I’ve spent the past few days reading about intertextuality:
On its most basic level, intertextuality is the concept of texts’ borrowing of each others’ words and concepts. This could mean as much as an entire ideological concept and as little as a word or phrase. As authors borrow pro-actively from previous texts, their work gains layers of meaning. Also, another feature of intertextuality reveals itself when a text is read in light of another text, in which case all of the assumptions and implications surrounding the other text shed light on and shape the way a text is interpreted.
Intertextuality in Philippians 2:5-11 :
Paul’s letter to the Philippians urges the Philippians to stay faithful by reminding them how Jesus emptied himself. Though not explicitly quoting Genesis, Paul’s listeners would have heard Paul comparing Jesus with Adam (Philippians 2:5-11 vs Genesis 3):
- Adam seized equality with God; Jesus already possessed equality with God, but did not exploit it
- Adam was the form/image of God; Jesus is the form/image of God
- Adam filled himself on the forbidden fruit; Jesus emptied himself
- Adam was disobedient unto death; Jesus was obedient unto to the point of death — even death on a cross ..
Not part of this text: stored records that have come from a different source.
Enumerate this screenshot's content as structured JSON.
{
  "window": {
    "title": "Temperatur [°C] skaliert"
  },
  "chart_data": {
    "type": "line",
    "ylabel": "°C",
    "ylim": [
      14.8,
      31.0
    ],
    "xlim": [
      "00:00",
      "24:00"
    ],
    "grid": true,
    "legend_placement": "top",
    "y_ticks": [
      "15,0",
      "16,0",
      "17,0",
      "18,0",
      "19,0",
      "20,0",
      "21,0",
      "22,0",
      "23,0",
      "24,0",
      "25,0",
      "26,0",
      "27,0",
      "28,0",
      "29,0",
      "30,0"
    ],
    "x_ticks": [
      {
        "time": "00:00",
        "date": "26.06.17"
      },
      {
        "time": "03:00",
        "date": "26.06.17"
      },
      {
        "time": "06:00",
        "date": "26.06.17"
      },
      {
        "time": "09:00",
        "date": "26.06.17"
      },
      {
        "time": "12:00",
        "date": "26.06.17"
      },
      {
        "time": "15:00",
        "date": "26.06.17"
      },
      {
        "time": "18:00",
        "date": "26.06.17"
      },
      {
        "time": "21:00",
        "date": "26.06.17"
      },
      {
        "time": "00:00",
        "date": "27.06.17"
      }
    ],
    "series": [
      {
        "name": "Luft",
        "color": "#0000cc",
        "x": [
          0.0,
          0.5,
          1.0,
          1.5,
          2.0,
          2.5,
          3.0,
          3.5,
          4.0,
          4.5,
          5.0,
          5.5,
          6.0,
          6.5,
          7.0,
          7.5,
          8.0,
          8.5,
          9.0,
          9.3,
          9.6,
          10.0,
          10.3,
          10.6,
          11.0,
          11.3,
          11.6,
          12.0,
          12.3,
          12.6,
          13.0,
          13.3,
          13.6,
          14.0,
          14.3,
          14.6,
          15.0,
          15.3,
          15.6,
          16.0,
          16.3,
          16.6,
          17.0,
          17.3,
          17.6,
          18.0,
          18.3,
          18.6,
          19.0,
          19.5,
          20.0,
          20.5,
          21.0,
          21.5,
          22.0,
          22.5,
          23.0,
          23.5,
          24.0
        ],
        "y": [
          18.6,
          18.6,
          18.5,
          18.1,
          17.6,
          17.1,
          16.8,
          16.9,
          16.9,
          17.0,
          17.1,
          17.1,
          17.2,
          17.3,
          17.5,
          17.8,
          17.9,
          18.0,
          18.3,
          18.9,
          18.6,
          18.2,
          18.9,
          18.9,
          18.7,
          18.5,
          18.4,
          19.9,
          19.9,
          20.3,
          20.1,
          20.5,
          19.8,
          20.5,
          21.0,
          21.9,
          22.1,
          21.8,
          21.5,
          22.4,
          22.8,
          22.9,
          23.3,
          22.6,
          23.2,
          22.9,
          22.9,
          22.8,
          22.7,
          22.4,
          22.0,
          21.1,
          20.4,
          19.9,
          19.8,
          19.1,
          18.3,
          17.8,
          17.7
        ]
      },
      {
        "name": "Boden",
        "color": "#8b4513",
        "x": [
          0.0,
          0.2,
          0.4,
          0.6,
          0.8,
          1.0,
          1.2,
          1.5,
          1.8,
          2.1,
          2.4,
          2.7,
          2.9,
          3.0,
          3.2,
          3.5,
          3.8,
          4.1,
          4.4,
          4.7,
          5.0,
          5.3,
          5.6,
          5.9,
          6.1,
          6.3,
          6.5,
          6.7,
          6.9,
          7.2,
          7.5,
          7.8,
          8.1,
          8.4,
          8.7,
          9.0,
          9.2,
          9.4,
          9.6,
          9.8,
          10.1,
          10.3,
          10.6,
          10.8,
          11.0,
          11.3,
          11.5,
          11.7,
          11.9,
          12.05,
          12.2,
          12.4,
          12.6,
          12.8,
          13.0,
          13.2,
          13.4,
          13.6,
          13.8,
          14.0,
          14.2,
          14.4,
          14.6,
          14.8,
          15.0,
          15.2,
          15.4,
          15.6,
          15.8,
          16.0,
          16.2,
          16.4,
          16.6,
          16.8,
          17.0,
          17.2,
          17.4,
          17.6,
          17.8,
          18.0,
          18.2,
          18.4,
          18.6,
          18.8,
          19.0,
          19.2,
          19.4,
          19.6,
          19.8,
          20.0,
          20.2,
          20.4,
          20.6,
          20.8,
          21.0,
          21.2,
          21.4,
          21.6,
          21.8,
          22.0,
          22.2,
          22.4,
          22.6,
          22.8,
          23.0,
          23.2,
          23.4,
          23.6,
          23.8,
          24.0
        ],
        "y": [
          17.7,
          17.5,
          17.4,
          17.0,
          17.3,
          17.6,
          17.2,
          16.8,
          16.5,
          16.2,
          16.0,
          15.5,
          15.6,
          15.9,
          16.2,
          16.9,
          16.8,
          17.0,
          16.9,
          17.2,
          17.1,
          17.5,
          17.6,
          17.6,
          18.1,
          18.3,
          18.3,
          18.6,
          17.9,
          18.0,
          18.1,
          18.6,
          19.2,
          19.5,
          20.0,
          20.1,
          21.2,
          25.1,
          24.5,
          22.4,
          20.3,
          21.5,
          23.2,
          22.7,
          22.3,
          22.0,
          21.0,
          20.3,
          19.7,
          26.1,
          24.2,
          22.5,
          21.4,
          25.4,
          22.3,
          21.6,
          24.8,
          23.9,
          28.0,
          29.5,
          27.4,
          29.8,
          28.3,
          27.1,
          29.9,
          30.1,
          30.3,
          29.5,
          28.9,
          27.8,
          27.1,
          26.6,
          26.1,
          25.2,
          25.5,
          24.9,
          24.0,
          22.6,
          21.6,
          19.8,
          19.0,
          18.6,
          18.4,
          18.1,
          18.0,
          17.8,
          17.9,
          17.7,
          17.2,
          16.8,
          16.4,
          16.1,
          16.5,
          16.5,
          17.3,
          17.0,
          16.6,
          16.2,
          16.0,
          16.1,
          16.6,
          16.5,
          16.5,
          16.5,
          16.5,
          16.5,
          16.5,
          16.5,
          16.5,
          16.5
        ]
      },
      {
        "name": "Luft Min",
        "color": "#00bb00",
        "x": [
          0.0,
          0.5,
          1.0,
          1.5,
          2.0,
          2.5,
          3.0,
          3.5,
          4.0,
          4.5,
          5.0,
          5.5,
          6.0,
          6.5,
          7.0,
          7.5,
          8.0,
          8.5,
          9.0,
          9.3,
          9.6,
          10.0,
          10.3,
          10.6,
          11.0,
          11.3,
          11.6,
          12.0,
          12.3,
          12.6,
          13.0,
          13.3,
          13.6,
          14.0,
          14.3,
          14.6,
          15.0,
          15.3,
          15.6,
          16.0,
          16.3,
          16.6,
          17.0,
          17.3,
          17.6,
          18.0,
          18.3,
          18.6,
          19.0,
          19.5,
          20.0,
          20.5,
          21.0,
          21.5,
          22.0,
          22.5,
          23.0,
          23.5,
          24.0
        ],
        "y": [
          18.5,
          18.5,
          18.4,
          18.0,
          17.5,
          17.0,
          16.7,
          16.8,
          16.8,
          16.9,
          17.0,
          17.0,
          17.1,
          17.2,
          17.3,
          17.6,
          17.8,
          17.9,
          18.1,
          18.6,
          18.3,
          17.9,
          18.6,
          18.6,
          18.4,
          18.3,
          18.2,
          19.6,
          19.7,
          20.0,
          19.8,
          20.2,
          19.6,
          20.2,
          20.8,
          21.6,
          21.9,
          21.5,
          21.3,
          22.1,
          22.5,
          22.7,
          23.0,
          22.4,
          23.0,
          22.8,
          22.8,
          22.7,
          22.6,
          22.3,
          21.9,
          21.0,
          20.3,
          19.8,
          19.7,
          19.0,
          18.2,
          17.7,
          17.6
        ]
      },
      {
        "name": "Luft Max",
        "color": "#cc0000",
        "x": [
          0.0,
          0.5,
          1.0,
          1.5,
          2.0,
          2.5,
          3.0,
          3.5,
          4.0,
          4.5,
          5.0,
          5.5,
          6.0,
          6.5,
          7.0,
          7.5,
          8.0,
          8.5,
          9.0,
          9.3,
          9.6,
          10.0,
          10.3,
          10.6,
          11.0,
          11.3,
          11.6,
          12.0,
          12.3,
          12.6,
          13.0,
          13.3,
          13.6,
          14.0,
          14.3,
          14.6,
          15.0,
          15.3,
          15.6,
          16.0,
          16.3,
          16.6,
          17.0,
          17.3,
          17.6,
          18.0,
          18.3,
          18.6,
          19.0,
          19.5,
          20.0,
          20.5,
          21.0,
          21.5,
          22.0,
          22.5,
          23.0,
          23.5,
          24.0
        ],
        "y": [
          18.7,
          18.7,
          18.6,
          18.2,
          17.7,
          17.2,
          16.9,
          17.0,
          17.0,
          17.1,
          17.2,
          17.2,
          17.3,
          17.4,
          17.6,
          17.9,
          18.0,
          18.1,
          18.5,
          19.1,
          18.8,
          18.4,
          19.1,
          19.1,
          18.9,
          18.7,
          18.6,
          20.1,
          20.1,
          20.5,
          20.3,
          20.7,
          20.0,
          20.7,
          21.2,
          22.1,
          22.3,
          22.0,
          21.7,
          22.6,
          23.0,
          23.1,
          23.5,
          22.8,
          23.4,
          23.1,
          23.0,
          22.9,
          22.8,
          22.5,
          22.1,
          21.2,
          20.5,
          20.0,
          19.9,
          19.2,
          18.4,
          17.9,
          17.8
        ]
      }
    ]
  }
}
Intertextuality: The Fulfillment
This invoking of Genesis is one example of how Paul re-con-textualizes much of the old testament. What is so striking about this is that Paul had formerly been a a Pharasee, zealously devoted to a faith that was expecting a different kind of Messiah.
After Damascus, Paul’s understanding of the Word undergoes a radical transformation; and he dedicates himself to preaching that Jesus is the unexpected fulfillment of familiar scriptures.